The key word is ‘throngs’, however. One person wanting just a few moments of time is incidental. Dozens are an entirely different matter.

“It’s tough in Supercross because it’s such a long day,” Hunter said. “The recovery side of it’s tough to do everything. We get stuck outside the grid; we can’t be there for like 10 minutes. We’re stuck there for like an hour. It gets overwhelming at times.

“You feel bad because you want to sign everything, but you’re still here for a job. Every race day is like that. We do the best we can, but there are so many people who wait out front. They’re screaming for you. Even when we’re coming off the sessions, they’re already yelling before you put your bike on the stands. You don’t even get time to take you helmet off.”

It can be a double-edged sword. Personality is only one part of the equation. A much bigger part of the brothers’ fan appeal comes because of their success. Hunter finished second in the last two Supercross 250 West title battles and third in the past two Lucas Oil Pro Motocross Championships.

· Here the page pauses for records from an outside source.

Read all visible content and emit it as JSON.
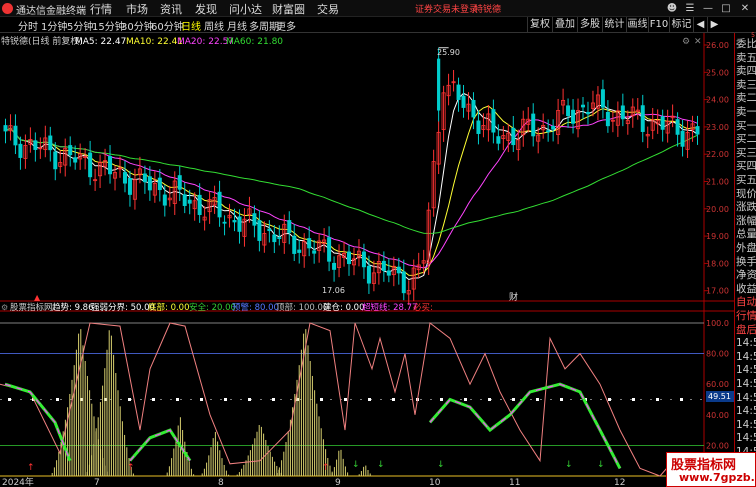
{
  "titlebar": {
    "app_name": "通达信金融终端",
    "menu": [
      "行情",
      "市场",
      "资讯",
      "发现",
      "问小达",
      "财富圈",
      "交易"
    ],
    "broker_status": "证券交易未登录",
    "stock_tag": "特锐德"
  },
  "toolbar": {
    "periods": [
      "分时",
      "1分钟",
      "5分钟",
      "15分钟",
      "30分钟",
      "60分钟",
      "日线",
      "周线",
      "月线",
      "多周期",
      "更多"
    ],
    "active_period": "日线",
    "tools": [
      "复权",
      "叠加",
      "多股",
      "统计",
      "画线",
      "F10",
      "标记"
    ]
  },
  "main_chart": {
    "stock_title": "特锐德(日线 前复权)",
    "ma_labels": [
      {
        "text": "MA5: 22.47",
        "color": "#ffffff"
      },
      {
        "text": "MA10: 22.41",
        "color": "#ffff33"
      },
      {
        "text": "MA20: 22.57",
        "color": "#ff44ff"
      },
      {
        "text": "MA60: 21.80",
        "color": "#33dd33"
      }
    ],
    "high_label": "25.90",
    "low_label": "17.06",
    "event_marker": "财",
    "y_ticks": [
      "26.00",
      "25.00",
      "24.00",
      "23.00",
      "22.00",
      "21.00",
      "20.00",
      "19.00",
      "18.00",
      "17.00"
    ],
    "colors": {
      "up": "#ff3333",
      "down": "#00cccc",
      "ma5": "#ffffff",
      "ma10": "#ffff33",
      "ma20": "#ff44ff",
      "ma60": "#33dd33"
    }
  },
  "indicator": {
    "name": "股票指标网",
    "values": [
      {
        "text": "趋势: 9.86",
        "color": "#ffffff"
      },
      {
        "text": "强弱分界: 50.00",
        "color": "#ffffff"
      },
      {
        "text": "底部: 0.00",
        "color": "#ffff33"
      },
      {
        "text": "安全: 20.00",
        "color": "#33cc33"
      },
      {
        "text": "预警: 80.00",
        "color": "#5577ff"
      },
      {
        "text": "顶部: 100.00",
        "color": "#bbbbbb"
      },
      {
        "text": "建仓: 0.00",
        "color": "#ffffff"
      },
      {
        "text": "超短线: 28.77",
        "color": "#ff44ff"
      },
      {
        "text": "必买:",
        "color": "#ff3333"
      }
    ],
    "y_ticks": [
      "100.0",
      "80.00",
      "60.00",
      "40.00",
      "20.00"
    ],
    "current_value": "49.51"
  },
  "time_axis": {
    "labels": [
      "2024年",
      "7",
      "8",
      "9",
      "10",
      "11",
      "12"
    ]
  },
  "right_panel": {
    "labels": [
      "委比",
      "卖五",
      "卖四",
      "卖三",
      "卖二",
      "卖一",
      "买一",
      "买二",
      "买三",
      "买四",
      "买五",
      "现价",
      "涨跌",
      "涨幅",
      "总量",
      "外盘",
      "换手",
      "净资",
      "收益",
      "自动",
      "行情",
      "盘后",
      "14:5",
      "14:5",
      "14:5",
      "14:5",
      "14:5",
      "14:5",
      "14:5",
      "14:5",
      "14:5",
      "14:5"
    ],
    "header_small": "5"
  },
  "watermark": {
    "title": "股票指标网",
    "url": "www.7gpzb.com"
  }
}
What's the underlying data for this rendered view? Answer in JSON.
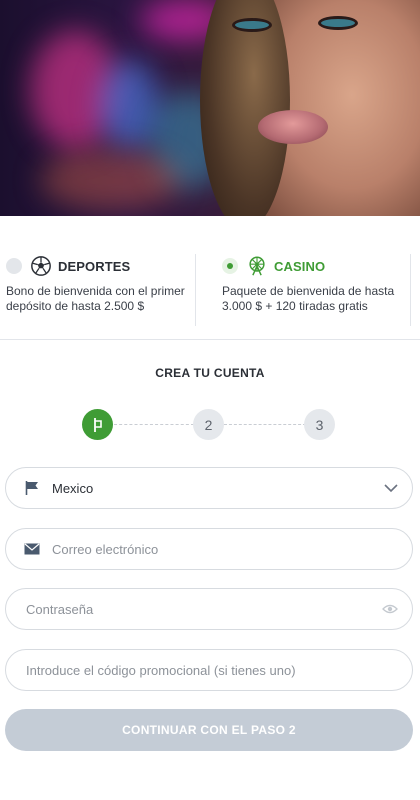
{
  "bonuses": [
    {
      "title": "DEPORTES",
      "icon": "soccer-ball-icon",
      "selected": false,
      "description": "Bono de bienvenida con el primer depósito de hasta 2.500 $"
    },
    {
      "title": "CASINO",
      "icon": "ferris-wheel-icon",
      "selected": true,
      "description": "Paquete de bienvenida de hasta 3.000 $ + 120 tiradas gratis"
    }
  ],
  "register": {
    "title": "CREA TU CUENTA",
    "steps": [
      "1",
      "2",
      "3"
    ],
    "current_step": 1,
    "country": "Mexico",
    "email_placeholder": "Correo electrónico",
    "password_placeholder": "Contraseña",
    "promo_placeholder": "Introduce el código promocional (si tienes uno)",
    "submit_label": "CONTINUAR CON EL PASO 2"
  },
  "colors": {
    "accent": "#3f9c35",
    "disabled_button": "#c4ccd6"
  }
}
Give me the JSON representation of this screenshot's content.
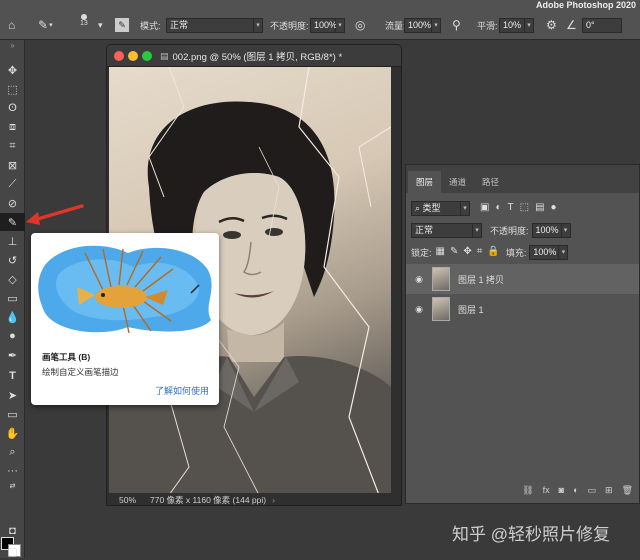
{
  "app_title": "Adobe Photoshop 2020",
  "options_bar": {
    "brush_size": "13",
    "mode_label": "模式:",
    "mode_value": "正常",
    "opacity_label": "不透明度:",
    "opacity_value": "100%",
    "flow_label": "流量:",
    "flow_value": "100%",
    "smoothing_label": "平滑:",
    "smoothing_value": "10%",
    "angle_value": "0°"
  },
  "document": {
    "title": "002.png @ 50% (图层 1 拷贝, RGB/8*) *",
    "zoom": "50%",
    "info": "770 像素 x 1160 像素 (144 ppi)"
  },
  "tooltip": {
    "title": "画笔工具 (B)",
    "description": "绘制自定义画笔描边",
    "link": "了解如何使用"
  },
  "layers_panel": {
    "tabs": [
      "图层",
      "通道",
      "路径"
    ],
    "filter_label": "类型",
    "blend_mode": "正常",
    "opacity_label": "不透明度:",
    "opacity_value": "100%",
    "lock_label": "锁定:",
    "fill_label": "填充:",
    "fill_value": "100%",
    "layers": [
      {
        "name": "图层 1 拷贝",
        "selected": true
      },
      {
        "name": "图层 1",
        "selected": false
      }
    ]
  },
  "watermark": "知乎 @轻秒照片修复",
  "colors": {
    "accent_arrow": "#e0352b",
    "link": "#2a6ed6",
    "brush_splash": "#3aa0e8"
  }
}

Jett won the last three titles he competed for, including last year’s 250 East Supercross Championship and the last two Motocross contests.

“I think they expect me to have nothing else to do on a Saturday and that I have unlimited energy,” Jett said. “But, I’m trying to recover for the next race.”

It’s a matter of timing. Jett has gained a reputation last year for handing out hundreds of donuts before the races during Red Bull fan appreciation sessions. And after the race, once the business at hand has been settled, Jett is equally available to the fans.

“After the race it’s fine; I’ll stay behind.” Jett said. “My job is done on the racing side of things, but until that last moto is done, my main thing is dirt bikes. The fans come along with it. The fans are part of the job, but main job at hand is the racing side of things. After the race, I’ll stay there for an hour or so. It’s a lot calmer.”